¿Y si sí?

La participación de México ha finalizado en la justa mundialista, tanto en lo deportivo como en la gran responsabilidad de haber albergado por tercera vez en la historia este certamen internacional. Una vez más, el país entero se detuvo por dos horas en los momentos en los que la selección nacional enfrentó sus partidos. Una vez más, la afición se ilusionó con cada resultado. Y una vez más, se sufrió con la derrota.

Más allá de lo sucedido en la cancha, durante las últimas semanas presenciamos innumerables acontecimientos que dictaron la agenda pública y las tendencias en las redes sociales: un pato uniformado, un niño con suéter navideño en pleno verano, festejos desmedidos con finales de tragicomedia, por mencionar solo algunos. Entre tantas cosas que analizar, he decidido enfocarme en esta ocasión en un fenómeno muy peculiar que refleja mucho, muchísimo de lo que somos como mexicanos, el conocido “¿y si sí?”

Este cuestionamiento va más allá de una muestra de fe deportiva, no se trata de un slogan mercadológico, no tiene registro de derechos de autor, no es de nadie y a la vez es de todos. Su origen es tan incierto como sorprendente es la rapidez con la que permeó en la sociedad mexicana y en todos los escenarios posibles de interés común. Pero su trasfondo es tan explícito que desnuda nuestro contexto histórico y expone nuestra más pura esencia como sociedad. Son tres palabras cargadas de emociones, de coraje, de anhelo y de melancolía. Es un código que activa un mecanismo de defensa y a la vez el contraataque de un pueblo históricamente desangelado y sistémicamente acostumbrado al fracaso. Es un cuestionamiento que pretende adelantarse a la respuesta inevitable, a un pasado marcado por el “jugamos como nunca y perdimos como siempre”.

Para contextualizar estos postulados, podemos comenzar mencionando la manera en la que Octavio Paz aborda nuestra orfandad histórica en El laberinto de la soledad, bajo la certeza de un profundo sentimiento de violación simbólica producto de la colonización española, donde prevalece la percepción de una fuerza superior y arbitraria que no deja de ejercer poder sobre nosotros. No se trata solo de una decepción atlética, sino una reconfirmación mitológica de nuestra fragilidad íntima que ratifica nuestra exclusión de la élite del Olimpo.

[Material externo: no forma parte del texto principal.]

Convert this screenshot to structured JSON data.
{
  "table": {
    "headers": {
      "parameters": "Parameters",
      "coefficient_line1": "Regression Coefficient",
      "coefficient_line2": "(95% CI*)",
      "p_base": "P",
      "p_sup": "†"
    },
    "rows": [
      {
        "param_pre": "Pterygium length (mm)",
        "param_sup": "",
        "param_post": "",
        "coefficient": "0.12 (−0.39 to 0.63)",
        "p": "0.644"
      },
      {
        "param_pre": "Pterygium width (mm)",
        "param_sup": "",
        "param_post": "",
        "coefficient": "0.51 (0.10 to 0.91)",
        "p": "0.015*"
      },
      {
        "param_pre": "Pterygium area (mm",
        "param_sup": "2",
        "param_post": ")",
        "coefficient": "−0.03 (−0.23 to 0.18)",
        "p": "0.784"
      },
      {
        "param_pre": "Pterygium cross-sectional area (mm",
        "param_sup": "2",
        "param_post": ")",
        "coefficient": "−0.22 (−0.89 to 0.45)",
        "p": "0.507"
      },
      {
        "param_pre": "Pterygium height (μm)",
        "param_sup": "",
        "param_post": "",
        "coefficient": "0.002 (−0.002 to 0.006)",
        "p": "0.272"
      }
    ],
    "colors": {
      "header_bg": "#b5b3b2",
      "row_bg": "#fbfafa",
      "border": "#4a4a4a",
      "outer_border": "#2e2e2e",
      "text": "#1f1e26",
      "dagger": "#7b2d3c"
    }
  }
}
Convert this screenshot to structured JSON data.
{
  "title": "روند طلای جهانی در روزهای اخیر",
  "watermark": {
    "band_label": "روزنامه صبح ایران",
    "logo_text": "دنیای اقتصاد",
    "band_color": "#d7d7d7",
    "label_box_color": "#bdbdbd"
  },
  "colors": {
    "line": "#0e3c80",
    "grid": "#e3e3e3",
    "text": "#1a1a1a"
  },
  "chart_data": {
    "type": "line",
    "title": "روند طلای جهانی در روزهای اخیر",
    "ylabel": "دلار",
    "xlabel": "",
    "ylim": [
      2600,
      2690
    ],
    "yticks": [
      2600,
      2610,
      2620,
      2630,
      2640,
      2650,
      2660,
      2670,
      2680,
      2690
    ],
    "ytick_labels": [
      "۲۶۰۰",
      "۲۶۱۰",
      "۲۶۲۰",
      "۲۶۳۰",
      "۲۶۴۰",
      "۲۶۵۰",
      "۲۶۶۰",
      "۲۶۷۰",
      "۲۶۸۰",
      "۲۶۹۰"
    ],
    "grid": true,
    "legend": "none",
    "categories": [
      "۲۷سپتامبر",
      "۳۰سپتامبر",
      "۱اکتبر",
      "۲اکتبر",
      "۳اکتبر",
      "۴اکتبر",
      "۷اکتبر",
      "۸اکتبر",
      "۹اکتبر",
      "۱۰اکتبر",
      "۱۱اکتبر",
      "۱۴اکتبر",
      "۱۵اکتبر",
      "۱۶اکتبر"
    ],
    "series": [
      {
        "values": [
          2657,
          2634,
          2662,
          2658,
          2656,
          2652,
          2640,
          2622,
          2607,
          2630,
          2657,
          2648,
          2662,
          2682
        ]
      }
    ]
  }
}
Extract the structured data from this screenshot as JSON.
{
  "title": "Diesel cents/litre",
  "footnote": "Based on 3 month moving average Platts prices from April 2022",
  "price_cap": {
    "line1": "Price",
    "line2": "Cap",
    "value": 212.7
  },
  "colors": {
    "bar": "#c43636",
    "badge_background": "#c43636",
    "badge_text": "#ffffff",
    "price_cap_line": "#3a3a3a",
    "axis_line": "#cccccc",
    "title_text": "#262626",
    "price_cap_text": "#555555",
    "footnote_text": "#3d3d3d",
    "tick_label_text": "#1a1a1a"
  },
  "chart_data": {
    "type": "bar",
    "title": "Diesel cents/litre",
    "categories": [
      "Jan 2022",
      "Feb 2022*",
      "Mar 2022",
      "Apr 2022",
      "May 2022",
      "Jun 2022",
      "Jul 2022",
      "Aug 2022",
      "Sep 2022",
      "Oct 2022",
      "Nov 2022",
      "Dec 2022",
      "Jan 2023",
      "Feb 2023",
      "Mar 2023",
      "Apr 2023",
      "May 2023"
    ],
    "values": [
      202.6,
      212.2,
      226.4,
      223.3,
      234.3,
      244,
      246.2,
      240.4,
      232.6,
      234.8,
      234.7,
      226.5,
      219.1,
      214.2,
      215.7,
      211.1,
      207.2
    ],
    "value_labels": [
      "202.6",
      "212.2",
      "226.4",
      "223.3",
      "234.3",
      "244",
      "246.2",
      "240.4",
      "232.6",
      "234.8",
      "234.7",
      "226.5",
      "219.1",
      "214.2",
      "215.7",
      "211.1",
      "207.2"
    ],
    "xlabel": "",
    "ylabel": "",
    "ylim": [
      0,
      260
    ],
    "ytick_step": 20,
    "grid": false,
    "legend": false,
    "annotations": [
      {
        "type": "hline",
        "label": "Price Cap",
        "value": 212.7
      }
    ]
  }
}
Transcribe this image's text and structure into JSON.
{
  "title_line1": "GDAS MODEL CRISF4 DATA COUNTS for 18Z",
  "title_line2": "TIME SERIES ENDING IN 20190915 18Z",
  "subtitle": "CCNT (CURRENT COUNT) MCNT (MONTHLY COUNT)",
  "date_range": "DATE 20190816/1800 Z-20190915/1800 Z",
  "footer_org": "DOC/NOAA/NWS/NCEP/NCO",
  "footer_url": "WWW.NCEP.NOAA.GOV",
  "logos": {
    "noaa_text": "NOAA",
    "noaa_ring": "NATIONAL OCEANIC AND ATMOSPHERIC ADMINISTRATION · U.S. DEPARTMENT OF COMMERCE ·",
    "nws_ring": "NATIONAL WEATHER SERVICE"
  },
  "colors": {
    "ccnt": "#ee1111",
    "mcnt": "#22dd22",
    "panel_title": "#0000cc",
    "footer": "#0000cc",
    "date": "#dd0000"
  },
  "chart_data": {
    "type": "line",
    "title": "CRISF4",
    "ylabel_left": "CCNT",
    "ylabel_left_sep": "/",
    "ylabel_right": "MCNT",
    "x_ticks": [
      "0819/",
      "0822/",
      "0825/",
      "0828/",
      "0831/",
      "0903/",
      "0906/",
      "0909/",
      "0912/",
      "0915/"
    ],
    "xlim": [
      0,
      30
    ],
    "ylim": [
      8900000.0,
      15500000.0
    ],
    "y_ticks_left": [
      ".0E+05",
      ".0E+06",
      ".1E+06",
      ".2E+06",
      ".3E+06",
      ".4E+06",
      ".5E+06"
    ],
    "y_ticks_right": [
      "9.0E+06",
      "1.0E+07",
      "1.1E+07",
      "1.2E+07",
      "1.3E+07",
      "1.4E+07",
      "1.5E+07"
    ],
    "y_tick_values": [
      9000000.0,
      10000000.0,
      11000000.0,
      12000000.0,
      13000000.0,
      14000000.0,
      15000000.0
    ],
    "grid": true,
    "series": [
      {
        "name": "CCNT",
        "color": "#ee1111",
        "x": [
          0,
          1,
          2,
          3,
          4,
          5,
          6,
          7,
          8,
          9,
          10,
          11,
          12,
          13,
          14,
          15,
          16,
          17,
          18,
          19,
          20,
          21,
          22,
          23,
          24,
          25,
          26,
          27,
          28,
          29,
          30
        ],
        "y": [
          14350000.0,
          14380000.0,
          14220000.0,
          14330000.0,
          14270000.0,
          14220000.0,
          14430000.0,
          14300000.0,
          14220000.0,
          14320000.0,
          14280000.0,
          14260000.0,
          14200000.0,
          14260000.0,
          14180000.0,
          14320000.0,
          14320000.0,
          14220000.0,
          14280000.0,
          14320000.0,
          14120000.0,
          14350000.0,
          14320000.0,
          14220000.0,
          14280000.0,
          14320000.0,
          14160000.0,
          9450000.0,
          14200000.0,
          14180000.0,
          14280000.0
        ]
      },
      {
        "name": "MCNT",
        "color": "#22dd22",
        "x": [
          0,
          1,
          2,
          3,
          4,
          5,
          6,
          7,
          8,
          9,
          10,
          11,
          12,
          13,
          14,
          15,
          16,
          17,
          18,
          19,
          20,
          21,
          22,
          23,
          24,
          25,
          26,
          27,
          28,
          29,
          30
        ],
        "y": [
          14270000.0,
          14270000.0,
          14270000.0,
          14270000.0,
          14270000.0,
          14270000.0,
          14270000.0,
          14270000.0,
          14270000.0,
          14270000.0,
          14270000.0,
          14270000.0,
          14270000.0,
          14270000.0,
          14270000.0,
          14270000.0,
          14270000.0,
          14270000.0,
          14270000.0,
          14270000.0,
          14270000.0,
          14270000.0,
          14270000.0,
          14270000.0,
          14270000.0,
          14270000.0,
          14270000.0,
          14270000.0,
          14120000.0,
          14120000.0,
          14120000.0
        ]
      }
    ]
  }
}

Otra perspectiva para abordar este fenómeno se halla en las letras del gran Carlos Monsiváis, quien en sus tantas crónicas de la cultura popular describía al fútbol en México como una de las bellas artes de la consolación. De ahí surge el famoso “ya merito”, una especie de celebración resignada, un placebo de consuelo de haber rasguñado la gloria, una válvula psicológica de escape que nos ayuda a superar la derrota, resignificando el desempeño de un equipo en un heroísmo trágico más amable y mucho más aceptable. El “¿y si sí?” busca a toda costa adelantarse al “ya merito”, revelando la necesidad de que suceda un milagro desde el minuto uno hasta el noventa para evitar a toda costa la frustración.

“¿Y si sí?” es una frase nueva, pero encierra, al menos, cuarenta años de gritos ahogados y nudos en la garganta. Las nuevas generaciones nos han alcanzado en este duro proceso de maduración comunitaria de ver perder a nuestro equipo en el momento clave. Ahora ya conocen el sentimiento de resignación que muchos vivieron en el 86 contra Alemania, en el 94 contra Bulgaria, en el 98 nuevamente contra Alemania, en el 2002 contra Estados Unidos, en 2006 y 2010 contra Argentina, en 2014 contra Holanda y en 2018 contra Brasil.

Esta nueva frase se ha ganado un lugar en la historia, será recordada y seguramente resurgirá en el entorno deportivo y en otros contextos sociales como un canto de oportunidad, tal como lo ha sido el famoso “¡sí se puede!” que nació en el año de 1997 durante un partido de la Serie Mundial de Ligas Pequeñas y que, hasta la fecha, sigue siendo un grito de batalla alentador.

Aunque les duela a los políticos del sexenio pasado, es una frase profundamente aspiracionista. Porque si algo no nos pueden quitar a los mexicanos es nuestro optimismo, y prueba de ello es que pronto olvidaremos la frustración que sentimos en este momento, Esperaremos nuevamente otros cuatro largos años para volver a sufrir frente a las pantallas y conmovernos aplazando la decepción; porque, a fin de cuentas, la esperanza es lo último que se pierde.